Eine neue Broschüre in der beliebten Reihe „Lippische Kulturlandschaften“ bietet nun erstmals ausführliche Informationen über die altehrwürdige Kirche in Heiligenkirchen. Herausgegeben wird sie vom Lippischen Heimatbund und der ev.-reformierten Kirchengemeinde Heiligenkirchen, den Text verfasste der Historiker Roland Linde und die Fotos steuerte Uwe Standera bei.

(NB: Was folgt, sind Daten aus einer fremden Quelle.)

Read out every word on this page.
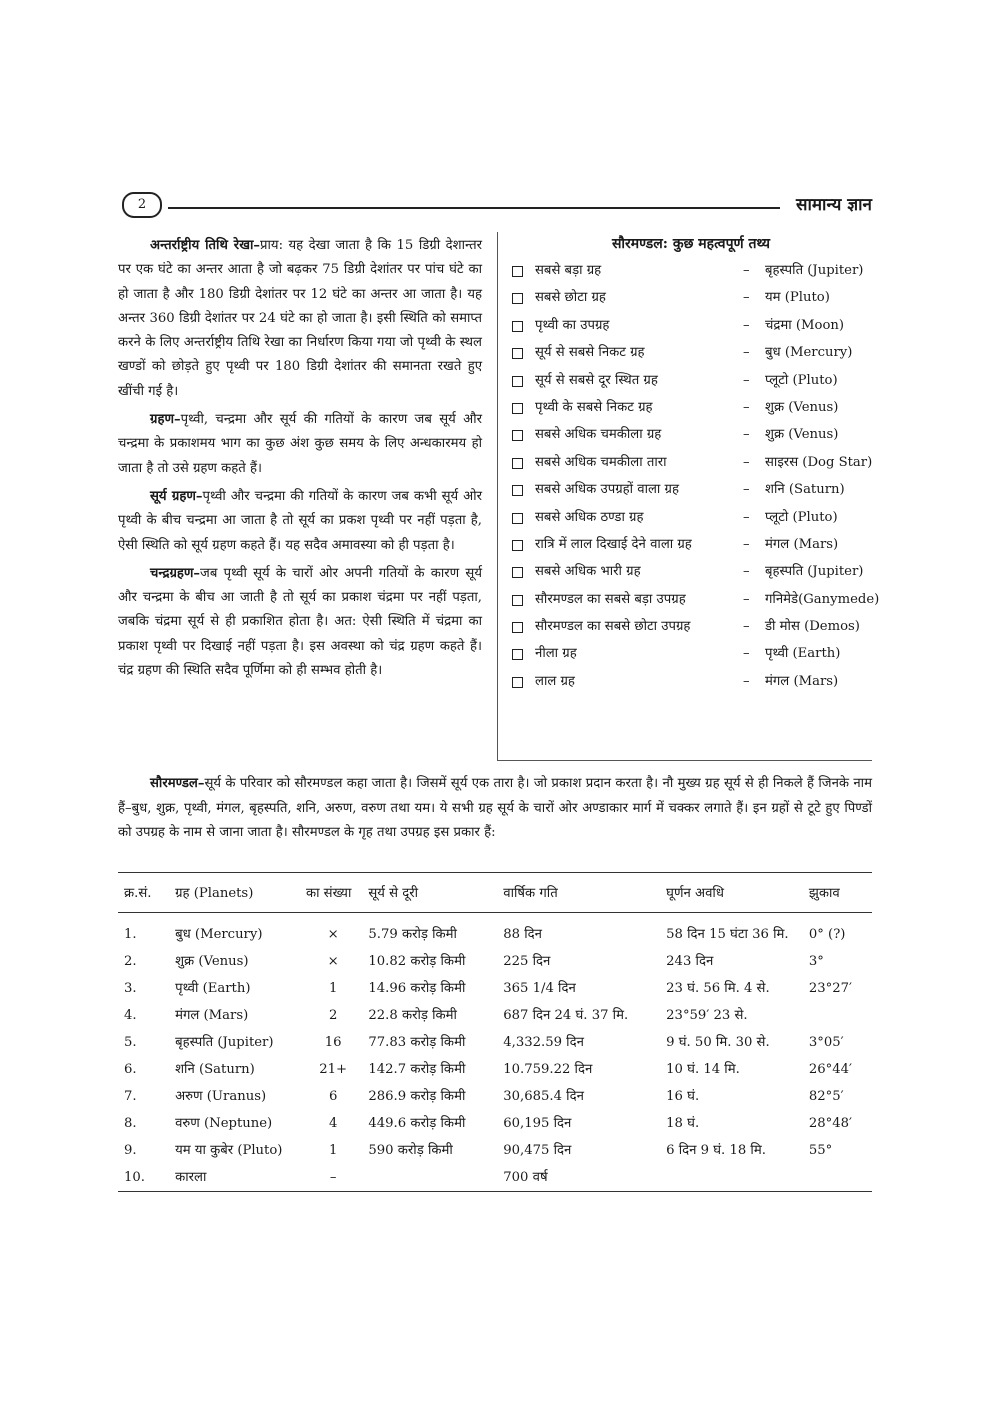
2	सामान्य ज्ञान

अन्तर्राष्ट्रीय तिथि रेखा–प्राय: यह देखा जाता है कि 15 डिग्री देशान्तर पर एक घंटे का अन्तर आता है जो बढ़कर 75 डिग्री देशांतर पर पांच घंटे का हो जाता है और 180 डिग्री देशांतर पर 12 घंटे का अन्तर आ जाता है। यह अन्तर 360 डिग्री देशांतर पर 24 घंटे का हो जाता है। इसी स्थिति को समाप्त करने के लिए अन्तर्राष्ट्रीय तिथि रेखा का निर्धारण किया गया जो पृथ्वी के स्थल खण्डों को छोड़ते हुए पृथ्वी पर 180 डिग्री देशांतर की समानता रखते हुए खींची गई है।

ग्रहण–पृथ्वी, चन्द्रमा और सूर्य की गतियों के कारण जब सूर्य और चन्द्रमा के प्रकाशमय भाग का कुछ अंश कुछ समय के लिए अन्धकारमय हो जाता है तो उसे ग्रहण कहते हैं।

सूर्य ग्रहण–पृथ्वी और चन्द्रमा की गतियों के कारण जब कभी सूर्य ओर पृथ्वी के बीच चन्द्रमा आ जाता है तो सूर्य का प्रकश पृथ्वी पर नहीं पड़ता है, ऐसी स्थिति को सूर्य ग्रहण कहते हैं। यह सदैव अमावस्या को ही पड़ता है।

चन्द्रग्रहण–जब पृथ्वी सूर्य के चारों ओर अपनी गतियों के कारण सूर्य और चन्द्रमा के बीच आ जाती है तो सूर्य का प्रकाश चंद्रमा पर नहीं पड़ता, जबकि चंद्रमा सूर्य से ही प्रकाशित होता है। अत: ऐसी स्थिति में चंद्रमा का प्रकाश पृथ्वी पर दिखाई नहीं पड़ता है। इस अवस्था को चंद्र ग्रहण कहते हैं। चंद्र ग्रहण की स्थिति सदैव पूर्णिमा को ही सम्भव होती है।

सौरमण्डल: कुछ महत्वपूर्ण तथ्य
सबसे बड़ा ग्रह	–	बृहस्पति (Jupiter)
सबसे छोटा ग्रह	–	यम (Pluto)
पृथ्वी का उपग्रह	–	चंद्रमा (Moon)
सूर्य से सबसे निकट ग्रह	–	बुध (Mercury)
सूर्य से सबसे दूर स्थित ग्रह	–	प्लूटो (Pluto)
पृथ्वी के सबसे निकट ग्रह	–	शुक्र (Venus)
सबसे अधिक चमकीला ग्रह	–	शुक्र (Venus)
सबसे अधिक चमकीला तारा	–	साइरस (Dog Star)
सबसे अधिक उपग्रहों वाला ग्रह	–	शनि (Saturn)
सबसे अधिक ठण्डा ग्रह	–	प्लूटो (Pluto)
रात्रि में लाल दिखाई देने वाला ग्रह	–	मंगल (Mars)
सबसे अधिक भारी ग्रह	–	बृहस्पति (Jupiter)
सौरमण्डल का सबसे बड़ा उपग्रह	–	गनिमेडे(Ganymede)
सौरमण्डल का सबसे छोटा उपग्रह	–	डी मोस (Demos)
नीला ग्रह	–	पृथ्वी (Earth)
लाल ग्रह	–	मंगल (Mars)

सौरमण्डल–सूर्य के परिवार को सौरमण्डल कहा जाता है। जिसमें सूर्य एक तारा है। जो प्रकाश प्रदान करता है। नौ मुख्य ग्रह सूर्य से ही निकले हैं जिनके नाम हैं–बुध, शुक्र, पृथ्वी, मंगल, बृहस्पति, शनि, अरुण, वरुण तथा यम। ये सभी ग्रह सूर्य के चारों ओर अण्डाकार मार्ग में चक्कर लगाते हैं। इन ग्रहों से टूटे हुए पिण्डों को उपग्रह के नाम से जाना जाता है। सौरमण्डल के गृह तथा उपग्रह इस प्रकार हैं:

क्र.सं.	ग्रह (Planets)	का संख्या	सूर्य से दूरी	वार्षिक गति	घूर्णन अवधि	झुकाव
1.	बुध (Mercury)	×	5.79 करोड़ किमी	88 दिन	58 दिन 15 घंटा 36 मि.	0° (?)
2.	शुक्र (Venus)	×	10.82 करोड़ किमी	225 दिन	243 दिन	3°
3.	पृथ्वी (Earth)	1	14.96 करोड़ किमी	365 1/4 दिन	23 घं. 56 मि. 4 से.	23°27′
4.	मंगल (Mars)	2	22.8 करोड़ किमी	687 दिन 24 घं. 37 मि.	23°59′ 23 से.	
5.	बृहस्पति (Jupiter)	16	77.83 करोड़ किमी	4,332.59 दिन	9 घं. 50 मि. 30 से.	3°05′
6.	शनि (Saturn)	21+	142.7 करोड़ किमी	10.759.22 दिन	10 घं. 14 मि.	26°44′
7.	अरुण (Uranus)	6	286.9 करोड़ किमी	30,685.4 दिन	16 घं.	82°5′
8.	वरुण (Neptune)	4	449.6 करोड़ किमी	60,195 दिन	18 घं.	28°48′
9.	यम या कुबेर (Pluto)	1	590 करोड़ किमी	90,475 दिन	6 दिन 9 घं. 18 मि.	55°
10.	कारला	–		700 वर्ष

Die Broschüre informiert über die Baugeschichte und Ausgrabungsergebnisse ebenso wie über die Kirchenausstattung, beispielsweise das Nischengemälde der „Geißeln Christi“ aus dem 15. Jahrhundert, die Relikte der früheren Gruft der Hornoldendorfer Adelsfamilie von Hammerstein und die aus Bösingfeld stammenden Barockorgel, die hier seit 1973 eine neue Heimat gefunden hat.
Im zweiten Teil geht Linde dann auf Heiligenkirchen und den Raum Detmold in den Zeiten Karls des Großen (768-814) und Bischof Meinwerks von Paderborn (1009-1036) ein. Karl errang 783 im Detmold-Gau „am Berg Osning“ in offener Feldschlacht einen wichtigen Erfolg über die gegnerischen Sachsen. Im Jahr 799 weihte Papst Leo am Rande seines historischen Treffens mit Karl einen Altar im Detmold-Gau, den Bischof Meinwerk 1023 nach Paderborn in die neu errichtete Abdinghofkirche überführen ließ.
Die Frage, wo dieser Altar ursprünglich stand, hat die Forschung immer wieder bewegt. Die Stadt Detmold existierte damals noch nicht, „Detmold“ war vielmehr die Bezeichnung für eine Landschaft. Mehrere Forscher wie der Geograph Adolf Schüttler vertraten die Ansicht, dass die 799 gestiftete Kirche der Vorgängerbau der heutigen Kirche in Heiligenkirchen war. Nach einer Neubewertung aller Quellen kommt Linde zu dem Ergebnis, dass die Detmold-Kirche von 799 sehr wahrscheinlich durch die Entfernung des Altars aufgegeben wurde. Möglicherweise stand sie auf dem Königsberg bei Heiligenkirchen. Die Kirche im Dorf geht dagegen sehr wahrscheinlich auf eine Stiftung des Grafen Bardo († 855) zurück, der auch das Stift Liesborn bei Beckum gründete, das ebenfalls unter dem Schutz der Heiligen Kosmas und Damian stand.